Around 3.4 million children are living in households that claim Universal Credit, according to the latest statistics from the Department for Work and Pensions. The benefit is due to be cut in a month’s time, on 6 October 2021.

Director of policy and campaigns at Action for Children, Imran Hussain, said: “We welcome the Government’s levelling-up agenda, but you can’t level up the country by pushing down the living standards of some of the hardest working families in the country.
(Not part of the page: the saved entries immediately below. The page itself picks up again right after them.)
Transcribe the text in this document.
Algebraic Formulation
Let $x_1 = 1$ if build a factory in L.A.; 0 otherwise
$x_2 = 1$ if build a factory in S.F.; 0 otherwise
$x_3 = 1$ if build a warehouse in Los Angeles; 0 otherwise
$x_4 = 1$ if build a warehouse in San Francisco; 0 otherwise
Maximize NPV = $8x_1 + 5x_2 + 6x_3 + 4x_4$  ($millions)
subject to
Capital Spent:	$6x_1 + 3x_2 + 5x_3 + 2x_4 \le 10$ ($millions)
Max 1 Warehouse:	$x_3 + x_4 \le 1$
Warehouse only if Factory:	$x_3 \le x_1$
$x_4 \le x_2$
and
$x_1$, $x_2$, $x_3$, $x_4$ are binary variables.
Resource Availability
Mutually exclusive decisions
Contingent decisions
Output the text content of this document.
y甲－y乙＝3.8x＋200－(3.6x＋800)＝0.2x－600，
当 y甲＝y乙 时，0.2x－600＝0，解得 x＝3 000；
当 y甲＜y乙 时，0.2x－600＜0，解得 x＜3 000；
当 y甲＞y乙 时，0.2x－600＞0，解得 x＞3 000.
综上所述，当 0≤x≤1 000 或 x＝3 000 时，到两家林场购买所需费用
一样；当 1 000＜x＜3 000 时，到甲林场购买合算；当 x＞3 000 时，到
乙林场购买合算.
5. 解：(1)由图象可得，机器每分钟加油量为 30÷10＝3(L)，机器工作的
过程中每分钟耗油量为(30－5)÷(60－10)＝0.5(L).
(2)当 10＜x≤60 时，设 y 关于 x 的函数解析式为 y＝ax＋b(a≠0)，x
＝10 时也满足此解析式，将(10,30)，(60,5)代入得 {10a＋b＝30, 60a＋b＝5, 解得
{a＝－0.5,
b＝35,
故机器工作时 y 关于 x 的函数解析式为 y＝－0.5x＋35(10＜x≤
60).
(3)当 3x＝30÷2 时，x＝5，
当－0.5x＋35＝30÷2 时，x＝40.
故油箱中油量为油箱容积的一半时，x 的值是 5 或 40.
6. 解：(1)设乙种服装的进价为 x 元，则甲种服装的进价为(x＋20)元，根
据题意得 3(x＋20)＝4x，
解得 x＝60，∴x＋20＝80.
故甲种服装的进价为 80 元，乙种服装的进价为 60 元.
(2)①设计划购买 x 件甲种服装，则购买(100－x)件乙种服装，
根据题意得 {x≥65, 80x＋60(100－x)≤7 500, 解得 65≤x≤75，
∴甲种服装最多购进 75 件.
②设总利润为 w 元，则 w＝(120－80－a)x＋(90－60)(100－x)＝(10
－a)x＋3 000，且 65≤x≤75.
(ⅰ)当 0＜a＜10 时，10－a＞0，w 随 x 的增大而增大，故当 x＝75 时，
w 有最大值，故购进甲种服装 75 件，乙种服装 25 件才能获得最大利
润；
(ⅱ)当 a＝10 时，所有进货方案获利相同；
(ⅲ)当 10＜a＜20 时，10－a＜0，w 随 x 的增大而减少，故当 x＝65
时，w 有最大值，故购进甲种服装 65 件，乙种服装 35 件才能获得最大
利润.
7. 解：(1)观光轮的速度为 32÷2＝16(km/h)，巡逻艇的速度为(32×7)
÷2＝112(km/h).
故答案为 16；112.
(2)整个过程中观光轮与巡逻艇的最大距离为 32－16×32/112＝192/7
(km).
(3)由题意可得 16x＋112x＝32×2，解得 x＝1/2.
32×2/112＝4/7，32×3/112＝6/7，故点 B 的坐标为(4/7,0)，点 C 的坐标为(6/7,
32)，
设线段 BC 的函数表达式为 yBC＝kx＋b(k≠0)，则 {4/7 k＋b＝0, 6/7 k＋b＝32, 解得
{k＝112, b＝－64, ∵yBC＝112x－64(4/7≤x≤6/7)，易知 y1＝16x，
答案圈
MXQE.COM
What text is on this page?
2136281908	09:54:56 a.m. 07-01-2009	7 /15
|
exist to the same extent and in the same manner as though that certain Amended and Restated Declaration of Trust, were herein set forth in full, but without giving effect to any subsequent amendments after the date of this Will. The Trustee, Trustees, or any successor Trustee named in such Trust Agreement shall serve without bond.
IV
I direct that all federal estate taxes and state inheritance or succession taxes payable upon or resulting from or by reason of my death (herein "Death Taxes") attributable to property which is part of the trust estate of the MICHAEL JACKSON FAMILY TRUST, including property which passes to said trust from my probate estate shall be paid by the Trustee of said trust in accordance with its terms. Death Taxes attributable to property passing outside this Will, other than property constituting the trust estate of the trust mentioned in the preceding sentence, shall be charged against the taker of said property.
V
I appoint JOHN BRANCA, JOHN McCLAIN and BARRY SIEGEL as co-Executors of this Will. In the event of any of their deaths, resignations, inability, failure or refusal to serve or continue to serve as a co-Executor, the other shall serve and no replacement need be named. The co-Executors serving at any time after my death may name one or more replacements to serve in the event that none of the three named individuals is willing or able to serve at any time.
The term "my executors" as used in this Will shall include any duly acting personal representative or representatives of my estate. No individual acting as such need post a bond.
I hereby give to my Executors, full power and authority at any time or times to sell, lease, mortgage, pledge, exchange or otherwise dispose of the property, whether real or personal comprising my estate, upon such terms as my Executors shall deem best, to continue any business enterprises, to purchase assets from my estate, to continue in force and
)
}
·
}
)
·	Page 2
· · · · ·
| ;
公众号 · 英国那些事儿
“Too many childhoods are overshadowed by poverty and hardship, and the pandemic is making things worse. Our analysis shows the huge squeeze on incomes millions of working families will face at the end of this month. We’re talking about hairdressers, shop-workers and carers - not big earners but people who are proud to work and do everything they can to provide for their children.

“The Government needs to rethink its plan to cut Universal Credit – it’s a recipe for disaster for struggling families and clashes with the end of the furlough scheme when more parents will be at risk of losing their jobs, the extra costs of the school term and a rise in energy bills as we head into the colder months.”

A UK Government spokesman said: “As announced by the Chancellor at the Budget, the uplift to Universal Credit was always temporary.

“It was designed to help claimants through the economic shock and financial disruption of the toughest stages of the pandemic, and it has done so.

“Universal Credit will continue to provide vital support for those both in and out of work, and it’s right that the Government should focus on our Plan for Jobs, supporting people back into work and supporting those already employed to progress and earn more.”